| |
| |
| |
Boekbespreking
Vondel's Gijsbreght van Aemstel en Leeuwendalers, in verkorte vorm uitgegeven door Dr. Ph.A. Lansberg, 5e druk. Lyceumherdrukken II. J.B. Wolters' Uitg. Mij. N.V. Groningen-Batavia. 1935.
Van deze uitgave verscheen de eerste druk in 1923. Deze vijfde uitgave verschilt hoegenaamd niet van de vierde. Het is een door zijn beknoptheid zeer bruikbaar boekje voor onze middelbare scholen, die - bij het zeer beperkte aantal lesuren in literatuur - toch al zo weinig de gelegenheid hebben om de leerlingen klassikaal een goede, algemene indruk te geven van, zij het slechts de belangrijkste werken van onze belangrijkste schrijvers.
W.S.
| |
An introduction to the study of English literature, by J.H. Schut, Volume II. J.B. Wolters. Groningen. 1935.
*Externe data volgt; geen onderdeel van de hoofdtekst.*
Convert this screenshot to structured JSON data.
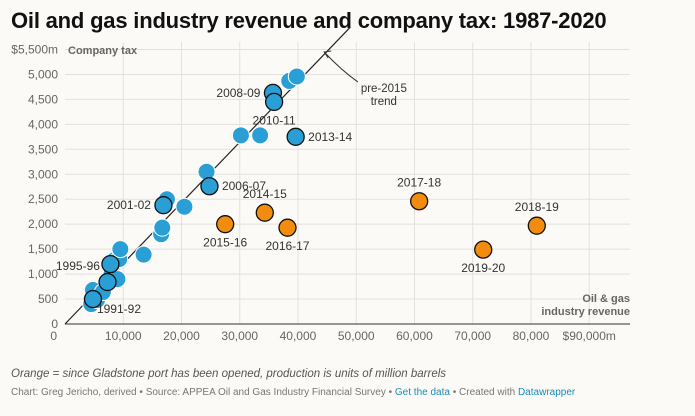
{
  "title": "Oil and gas industry revenue and company tax: 1987-2020",
  "note": "Orange = since Gladstone port has been opened, production is units of million barrels",
  "footer": {
    "chart_by": "Chart: Greg Jericho, derived",
    "source": "Source: APPEA Oil and Gas Industry Financial Survey",
    "get_data": "Get the data",
    "created_with": "Created with",
    "tool": "Datawrapper",
    "sep": "•"
  },
  "colors": {
    "blue": "#2a9fd6",
    "orange": "#f28c0f",
    "grid": "#e3e1de",
    "axis": "#333333"
  },
  "chart_data": {
    "type": "scatter",
    "xlabel": "Oil & gas industry revenue",
    "ylabel": "Company tax",
    "xlim": [
      0,
      97000
    ],
    "ylim": [
      0,
      5650
    ],
    "x_ticks": [
      {
        "value": 0,
        "label": "0"
      },
      {
        "value": 10000,
        "label": "10,000"
      },
      {
        "value": 20000,
        "label": "20,000"
      },
      {
        "value": 30000,
        "label": "30,000"
      },
      {
        "value": 40000,
        "label": "40,000"
      },
      {
        "value": 50000,
        "label": "50,000"
      },
      {
        "value": 60000,
        "label": "60,000"
      },
      {
        "value": 70000,
        "label": "70,000"
      },
      {
        "value": 80000,
        "label": "80,000"
      },
      {
        "value": 90000,
        "label": "$90,000m"
      }
    ],
    "y_ticks": [
      {
        "value": 0,
        "label": "0"
      },
      {
        "value": 500,
        "label": "500"
      },
      {
        "value": 1000,
        "label": "1,000"
      },
      {
        "value": 1500,
        "label": "1,500"
      },
      {
        "value": 2000,
        "label": "2,000"
      },
      {
        "value": 2500,
        "label": "2,500"
      },
      {
        "value": 3000,
        "label": "3,000"
      },
      {
        "value": 3500,
        "label": "3,500"
      },
      {
        "value": 4000,
        "label": "4,000"
      },
      {
        "value": 4500,
        "label": "4,500"
      },
      {
        "value": 5000,
        "label": "5,000"
      },
      {
        "value": 5500,
        "label": "$5,500m"
      }
    ],
    "grid": true,
    "trend": {
      "label": [
        "pre-2015",
        "trend"
      ],
      "from": [
        0,
        0
      ],
      "to": [
        49000,
        5950
      ]
    },
    "points": [
      {
        "x": 4500,
        "y": 400,
        "group": "blue"
      },
      {
        "x": 4800,
        "y": 680,
        "group": "blue"
      },
      {
        "x": 5500,
        "y": 480,
        "group": "blue"
      },
      {
        "x": 6500,
        "y": 640,
        "group": "blue"
      },
      {
        "x": 7200,
        "y": 850,
        "group": "blue"
      },
      {
        "x": 8000,
        "y": 1000,
        "group": "blue"
      },
      {
        "x": 8500,
        "y": 1280,
        "group": "blue"
      },
      {
        "x": 9000,
        "y": 900,
        "group": "blue"
      },
      {
        "x": 9300,
        "y": 1300,
        "group": "blue"
      },
      {
        "x": 9500,
        "y": 1500,
        "group": "blue"
      },
      {
        "x": 13500,
        "y": 1390,
        "group": "blue"
      },
      {
        "x": 16500,
        "y": 1800,
        "group": "blue"
      },
      {
        "x": 16700,
        "y": 1930,
        "group": "blue"
      },
      {
        "x": 17500,
        "y": 2500,
        "group": "blue"
      },
      {
        "x": 20500,
        "y": 2350,
        "group": "blue"
      },
      {
        "x": 24300,
        "y": 3050,
        "group": "blue"
      },
      {
        "x": 30200,
        "y": 3780,
        "group": "blue"
      },
      {
        "x": 33500,
        "y": 3780,
        "group": "blue"
      },
      {
        "x": 38500,
        "y": 4870,
        "group": "blue"
      },
      {
        "x": 39800,
        "y": 4960,
        "group": "blue"
      },
      {
        "x": 4800,
        "y": 500,
        "group": "blue-highlight",
        "label": "1991-92",
        "label_pos": "right-below"
      },
      {
        "x": 7800,
        "y": 1200,
        "group": "blue-highlight",
        "label": "1995-96",
        "label_pos": "left-below"
      },
      {
        "x": 7300,
        "y": 840,
        "group": "blue-highlight",
        "label": "",
        "label_pos": "none"
      },
      {
        "x": 16900,
        "y": 2380,
        "group": "blue-highlight",
        "label": "2001-02",
        "label_pos": "left"
      },
      {
        "x": 24800,
        "y": 2760,
        "group": "blue-highlight",
        "label": "2006-07",
        "label_pos": "right"
      },
      {
        "x": 35700,
        "y": 4630,
        "group": "blue-highlight",
        "label": "2008-09",
        "label_pos": "left"
      },
      {
        "x": 35900,
        "y": 4450,
        "group": "blue-highlight",
        "label": "2010-11",
        "label_pos": "below"
      },
      {
        "x": 39600,
        "y": 3750,
        "group": "blue-highlight",
        "label": "2013-14",
        "label_pos": "right"
      },
      {
        "x": 27500,
        "y": 2000,
        "group": "orange",
        "label": "2015-16",
        "label_pos": "below-left"
      },
      {
        "x": 34300,
        "y": 2230,
        "group": "orange",
        "label": "2014-15",
        "label_pos": "above"
      },
      {
        "x": 38200,
        "y": 1930,
        "group": "orange",
        "label": "2016-17",
        "label_pos": "below"
      },
      {
        "x": 60800,
        "y": 2460,
        "group": "orange",
        "label": "2017-18",
        "label_pos": "above"
      },
      {
        "x": 71800,
        "y": 1490,
        "group": "orange",
        "label": "2019-20",
        "label_pos": "below"
      },
      {
        "x": 81000,
        "y": 1970,
        "group": "orange",
        "label": "2018-19",
        "label_pos": "above"
      }
    ]
  }
}
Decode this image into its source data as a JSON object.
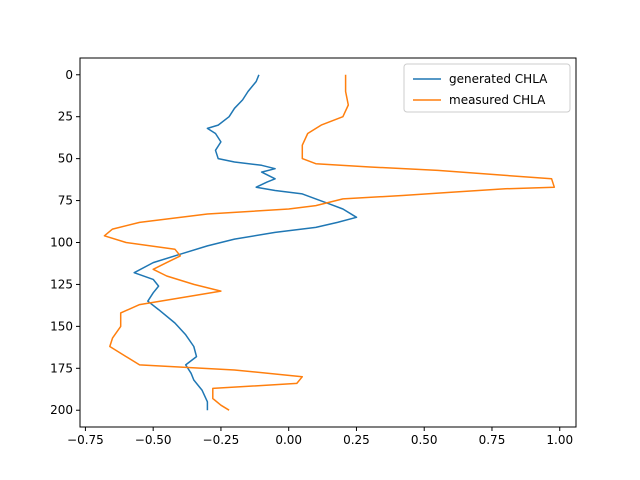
{
  "chart_data": {
    "type": "line",
    "title": "",
    "xlabel": "",
    "ylabel": "",
    "xlim": [
      -0.77,
      1.06
    ],
    "ylim": [
      210,
      -10
    ],
    "y_inverted": true,
    "grid": false,
    "legend_position": "top-right",
    "x_ticks": [
      -0.75,
      -0.5,
      -0.25,
      0.0,
      0.25,
      0.5,
      0.75,
      1.0
    ],
    "x_tick_labels": [
      "−0.75",
      "−0.50",
      "−0.25",
      "0.00",
      "0.25",
      "0.50",
      "0.75",
      "1.00"
    ],
    "y_ticks": [
      0,
      25,
      50,
      75,
      100,
      125,
      150,
      175,
      200
    ],
    "y_tick_labels": [
      "0",
      "25",
      "50",
      "75",
      "100",
      "125",
      "150",
      "175",
      "200"
    ],
    "series": [
      {
        "name": "generated CHLA",
        "color": "#1f77b4",
        "points": [
          [
            -0.11,
            0
          ],
          [
            -0.12,
            4
          ],
          [
            -0.15,
            10
          ],
          [
            -0.17,
            15
          ],
          [
            -0.2,
            20
          ],
          [
            -0.22,
            25
          ],
          [
            -0.26,
            30
          ],
          [
            -0.3,
            32
          ],
          [
            -0.27,
            35
          ],
          [
            -0.25,
            40
          ],
          [
            -0.27,
            45
          ],
          [
            -0.26,
            50
          ],
          [
            -0.2,
            52
          ],
          [
            -0.1,
            54
          ],
          [
            -0.05,
            56
          ],
          [
            -0.1,
            58
          ],
          [
            -0.05,
            62
          ],
          [
            -0.08,
            64
          ],
          [
            -0.12,
            67
          ],
          [
            -0.05,
            69
          ],
          [
            0.05,
            71
          ],
          [
            0.1,
            74
          ],
          [
            0.15,
            77
          ],
          [
            0.2,
            80
          ],
          [
            0.25,
            85
          ],
          [
            0.18,
            88
          ],
          [
            0.1,
            91
          ],
          [
            -0.05,
            94
          ],
          [
            -0.2,
            98
          ],
          [
            -0.3,
            102
          ],
          [
            -0.4,
            107
          ],
          [
            -0.5,
            112
          ],
          [
            -0.57,
            118
          ],
          [
            -0.5,
            122
          ],
          [
            -0.48,
            126
          ],
          [
            -0.5,
            130
          ],
          [
            -0.52,
            135
          ],
          [
            -0.48,
            140
          ],
          [
            -0.42,
            148
          ],
          [
            -0.38,
            155
          ],
          [
            -0.35,
            162
          ],
          [
            -0.34,
            168
          ],
          [
            -0.38,
            173
          ],
          [
            -0.36,
            178
          ],
          [
            -0.35,
            182
          ],
          [
            -0.32,
            188
          ],
          [
            -0.3,
            195
          ],
          [
            -0.3,
            200
          ]
        ]
      },
      {
        "name": "measured CHLA",
        "color": "#ff7f0e",
        "points": [
          [
            0.21,
            0
          ],
          [
            0.21,
            10
          ],
          [
            0.22,
            18
          ],
          [
            0.2,
            25
          ],
          [
            0.12,
            30
          ],
          [
            0.07,
            35
          ],
          [
            0.05,
            42
          ],
          [
            0.05,
            50
          ],
          [
            0.1,
            53
          ],
          [
            0.3,
            55
          ],
          [
            0.55,
            57
          ],
          [
            0.8,
            60
          ],
          [
            0.97,
            62
          ],
          [
            0.98,
            67
          ],
          [
            0.8,
            68
          ],
          [
            0.6,
            70
          ],
          [
            0.42,
            72
          ],
          [
            0.2,
            74
          ],
          [
            0.1,
            78
          ],
          [
            0.0,
            80
          ],
          [
            -0.3,
            83
          ],
          [
            -0.55,
            88
          ],
          [
            -0.65,
            92
          ],
          [
            -0.68,
            96
          ],
          [
            -0.6,
            100
          ],
          [
            -0.42,
            104
          ],
          [
            -0.4,
            108
          ],
          [
            -0.45,
            112
          ],
          [
            -0.5,
            116
          ],
          [
            -0.45,
            120
          ],
          [
            -0.35,
            125
          ],
          [
            -0.25,
            129
          ],
          [
            -0.4,
            133
          ],
          [
            -0.55,
            137
          ],
          [
            -0.62,
            142
          ],
          [
            -0.62,
            150
          ],
          [
            -0.65,
            157
          ],
          [
            -0.66,
            162
          ],
          [
            -0.6,
            168
          ],
          [
            -0.55,
            173
          ],
          [
            -0.2,
            176
          ],
          [
            0.05,
            180
          ],
          [
            0.03,
            184
          ],
          [
            -0.28,
            187
          ],
          [
            -0.28,
            193
          ],
          [
            -0.25,
            197
          ],
          [
            -0.22,
            200
          ]
        ]
      }
    ]
  }
}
Dit boek behandelt de Engelse literatuur van ± 1680-1800. De behandeling van elke periode wordt voorafgegaan door een historische inleiding, die zich beperkt tot wat voor het verstaan van de literatuurperiode noodzakelijk is. Deze historische inleidingen, zowel als de beschouwingen over de literatuur munten door helderheid uit, terwijl de bloemlezing zo is gekozen, dat beginners in het uitgebreide gebied der Engelse literatuur hier het meest kenmerkende bijeen vinden.
Om de grote invloed van de Engelse literatuur uit de 18de eeuw op de onze is dit deel vooral belangrijk voor wie een meer dan oppervlakkig belang stelt in de Ned. literatuurgeschiedenis. De leesbaarheid van verschillende gedeelten uit de bloemlezing wordt verhoogd, doordat rekening is gehouden met de belangstelling van 16- tot 18-jarigen.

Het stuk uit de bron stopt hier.